Photo: Lee Jin-man Associated Press Réunis pour analyser les récents tirs nord-coréens, les membres du Conseil de sécurité de l'ONU n’ont pas réussi à s’entendre sur une déclaration.

Le Conseil de sécurité de l’ONU s’est réuni vendredi en urgence pour discuter des derniers tests de missiles de la Corée du Nord, sans parvenir à s’entendre sur une déclaration commune comme le voulait la France, a-t-on appris de sources diplomatiques.

La réunion a duré un peu plus d’une heure à huis clos et avait été demandée par les États-Unis — une initiative rare depuis 2017 —, la France et le Royaume-Uni. L’objectif de la réunion était d’examiner le tir de missile en début de semaine par Pyongyang, présenté comme hypersonique par les Nord-Coréens. Depuis, Pyongyang a annoncé avoir testé jeudi avec succès un missile antiaérien « récemment développé ».

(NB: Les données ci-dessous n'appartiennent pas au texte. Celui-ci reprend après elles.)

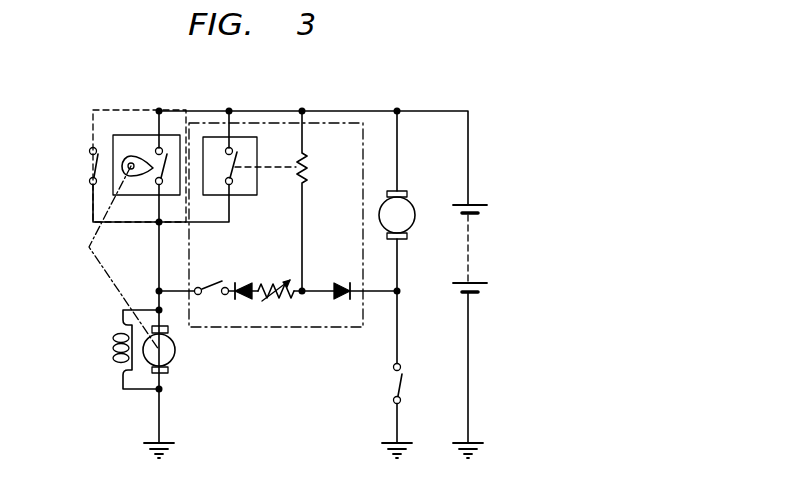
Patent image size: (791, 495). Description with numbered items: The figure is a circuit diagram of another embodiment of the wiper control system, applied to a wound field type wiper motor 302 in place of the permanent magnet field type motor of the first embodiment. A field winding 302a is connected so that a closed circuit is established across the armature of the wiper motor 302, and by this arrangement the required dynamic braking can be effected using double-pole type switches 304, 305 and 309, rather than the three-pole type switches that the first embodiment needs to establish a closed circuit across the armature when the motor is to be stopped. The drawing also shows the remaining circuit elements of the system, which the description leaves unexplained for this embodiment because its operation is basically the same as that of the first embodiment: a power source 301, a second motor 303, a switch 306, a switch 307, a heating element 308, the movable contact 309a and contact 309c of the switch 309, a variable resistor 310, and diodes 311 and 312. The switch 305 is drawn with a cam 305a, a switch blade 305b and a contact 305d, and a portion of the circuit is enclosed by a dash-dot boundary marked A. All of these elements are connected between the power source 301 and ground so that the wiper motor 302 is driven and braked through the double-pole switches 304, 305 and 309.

The control circuit portion A is at (363, 145).
The battery 301 is at (472, 244).
The wound field type wiper motor 302 is at (175, 367).
The field winding 302a is at (124, 349).
The motor 303 is at (410, 212).
The double-pole type switch 304 is at (89, 169).
The double-pole type switch 305 is at (108, 141).
The cam 305a is at (139, 182).
The switch blade 305b is at (168, 152).
The switch contact 305d is at (156, 149).
The switch 306 is at (403, 378).
The switch 307 is at (210, 294).
The relay coil 308 is at (307, 164).
The double-pole type switch 309 is at (223, 198).
The relay blade 309a is at (236, 172).
The relay contact 309c is at (238, 151).
The variable resistor 310 is at (285, 300).
The diode 311 is at (342, 300).
The diode 312 is at (248, 300).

« La France voulait une déclaration à la presse, mais la Russie et la Chine ont dit que ce n’était pas le moment, qu’il fallait du temps pour analyser la situation », a confié à l’AFP un diplomate d’un pays membre du Conseil sous couvert d’anonymat.

Dans son projet de texte, Paris voulait affirmer « la préoccupation » du Conseil face aux activités nord-coréennes et « appeler à appliquer pleinement les sanctions », a précisé une source diplomatique.

La majorité du Conseil, dont les États-Unis, ont soutenu le projet de déclaration, « mais la Russie et la Chine ont indiqué qu’il n’était pas pertinent à ce stade », selon la même source.

Sans stratégie claire

 

Depuis 2017, année au cours de laquelle le gouvernement de Donald Trump avait fait adopter à l’unanimité au Conseil trois jeux de sanctions économiques lourdes contre la Corée du Nord, après des essais nucléaires et de missiles, le Conseil de sécurité n’a jamais retrouvé de position commune.

La Chine et la Russie ont demandé plusieurs fois, mais en vain, une levée partielle des sanctions. Le nouveau gouvernement de Joe Biden n’a toujours pas élaboré, huit mois après être entré en fonction, de stratégie claire à l’égard de la Corée du Nord.

« Ils nous disent qu’ils continuent d’étudier le dossier », indique un ambassadeur du Conseil sous couvert d’anonymat, en déplorant un attentisme américain similaire dans de nombreux autres dossiers sur la table du Conseil de sécurité (Proche-Orient, Sahara occidental…).